In the statistical approach, impairment losses are recognised for a large number of current financial assets of relatively small values (the so-called homogeneous portfolio). Impairment losses are determined based on an analysis of historical payment data for past due receivables in particular ageing groups and the migration matrix method. Results of the analysis are then used to calculate recovery ratios on the basis of which the amounts of impairment losses in each ageing group are determined.
In the case-by-case approach, the Group estimates the expected credit losses for those exposures that could not be classified into the homogeneous portfolio, such as:
- lease receivables,
- acquired debt securities,
- material trade receivables (all trade receivables of counterparties covered by the case-by-case approach),
- trade receivables maturing in more than one year,
- receivables from sale of shares,
- receivables under equity contributions.
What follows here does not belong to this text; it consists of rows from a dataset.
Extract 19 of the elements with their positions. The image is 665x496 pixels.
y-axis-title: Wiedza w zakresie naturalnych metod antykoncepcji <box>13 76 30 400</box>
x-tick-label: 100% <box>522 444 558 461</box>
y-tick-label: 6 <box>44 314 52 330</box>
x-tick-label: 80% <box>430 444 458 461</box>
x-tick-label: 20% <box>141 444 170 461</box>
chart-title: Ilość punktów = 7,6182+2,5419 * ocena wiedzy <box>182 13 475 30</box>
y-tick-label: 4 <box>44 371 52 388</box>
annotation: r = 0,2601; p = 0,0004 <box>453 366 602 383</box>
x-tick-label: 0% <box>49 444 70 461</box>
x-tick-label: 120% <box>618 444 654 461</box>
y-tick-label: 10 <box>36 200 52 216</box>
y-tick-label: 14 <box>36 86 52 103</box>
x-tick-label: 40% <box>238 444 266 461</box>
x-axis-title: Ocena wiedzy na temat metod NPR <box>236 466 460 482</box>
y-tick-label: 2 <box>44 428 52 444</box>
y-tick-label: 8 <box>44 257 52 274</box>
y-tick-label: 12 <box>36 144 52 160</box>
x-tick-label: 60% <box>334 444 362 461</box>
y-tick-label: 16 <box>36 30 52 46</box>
The Group identifies an instrument as impaired if any of the following occurs:
- a payment is past due by more than 90 days,
- it is becoming probable that the counterparty will enter bankruptcy or other financial reorganisation;
- bankruptcy/arrangement proceedings are pending against the debtor,
- legal dispute with respect to the amount / legitimacy of a claim on which the receivable is based,
- other qualitative information indicating that the debtor is not able to fully satisfy all financial claims.
Expected impairment of such exposures is calculated over the period until the expected end of the recovery period.
Impairment losses are charged to other expenses or finance costs, as appropriate, depending on the type of the item for which an impairment loss is recognised.